Prokaryotic Argonaute proteins (pAgos) are homologs of eukaryotic Argonautes involved in RNA interference that regulate gene expression and play a role in cell defense against invaders. However, little is known about the functional activities and target specificity of various groups of pAgos but these proteins already found many applications in molecular biology. Here, we describe five pAgo proteins from mesophilic bacteria which act as DNA-guided DNA endonucleases, and analyze their ability to target chromosomal and invader DNA. In vitro, studied proteins preferentially use small guide DNAs for precise cleavage of single-stranded DNA at a wide range of temperatures, and can also process double-stranded DNA. During their expression in Escherichia coli, all five pAgos are loaded with small DNA guides with preferences for plasmid DNA and for chromosomal regions of replication termination.
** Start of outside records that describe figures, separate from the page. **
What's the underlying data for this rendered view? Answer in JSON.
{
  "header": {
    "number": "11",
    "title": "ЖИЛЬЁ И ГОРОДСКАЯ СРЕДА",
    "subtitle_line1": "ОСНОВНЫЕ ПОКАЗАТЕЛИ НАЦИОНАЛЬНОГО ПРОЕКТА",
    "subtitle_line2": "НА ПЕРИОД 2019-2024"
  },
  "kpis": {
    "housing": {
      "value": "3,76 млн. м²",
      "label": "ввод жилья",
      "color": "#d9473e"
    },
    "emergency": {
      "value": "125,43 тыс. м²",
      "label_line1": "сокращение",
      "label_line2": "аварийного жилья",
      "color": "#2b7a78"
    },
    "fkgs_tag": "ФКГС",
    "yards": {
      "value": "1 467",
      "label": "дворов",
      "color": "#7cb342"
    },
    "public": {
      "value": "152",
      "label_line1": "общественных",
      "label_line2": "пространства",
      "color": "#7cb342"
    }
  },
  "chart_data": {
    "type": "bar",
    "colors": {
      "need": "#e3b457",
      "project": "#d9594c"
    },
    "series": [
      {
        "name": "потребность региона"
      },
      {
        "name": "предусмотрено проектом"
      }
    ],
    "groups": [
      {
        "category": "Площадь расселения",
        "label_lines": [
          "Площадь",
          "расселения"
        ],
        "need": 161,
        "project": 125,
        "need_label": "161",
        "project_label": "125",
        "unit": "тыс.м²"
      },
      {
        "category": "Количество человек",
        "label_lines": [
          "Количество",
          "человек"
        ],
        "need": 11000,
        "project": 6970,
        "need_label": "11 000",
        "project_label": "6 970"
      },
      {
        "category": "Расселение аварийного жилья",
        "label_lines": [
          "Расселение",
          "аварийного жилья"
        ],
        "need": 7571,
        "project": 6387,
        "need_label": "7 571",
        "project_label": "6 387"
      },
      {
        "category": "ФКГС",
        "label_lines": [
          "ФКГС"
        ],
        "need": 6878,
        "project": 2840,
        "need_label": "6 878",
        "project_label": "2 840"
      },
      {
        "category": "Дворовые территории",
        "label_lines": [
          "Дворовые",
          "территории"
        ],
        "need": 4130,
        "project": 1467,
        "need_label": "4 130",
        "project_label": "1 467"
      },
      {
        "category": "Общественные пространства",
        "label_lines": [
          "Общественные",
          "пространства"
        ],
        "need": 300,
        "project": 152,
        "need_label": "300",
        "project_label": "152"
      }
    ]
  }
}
One of the tested pAgos, EmaAgo from Exiguobacterium marinum can induce DNA interference between multicopy sequences resulting in targeted processing of homologous plasmid and chromosomal loci. EmaAgo, but not other pAgos, also protects the cells from bacteriophage infection and is preferentially loaded with phage-derived guide DNAs, thus preventing phage replication. This suggests that the ability of catalytically active pAgos to target multicopy elements is important for their protective function. New pAgos wider our knowledge about diversity of these proteins and may become new instruments for applied research.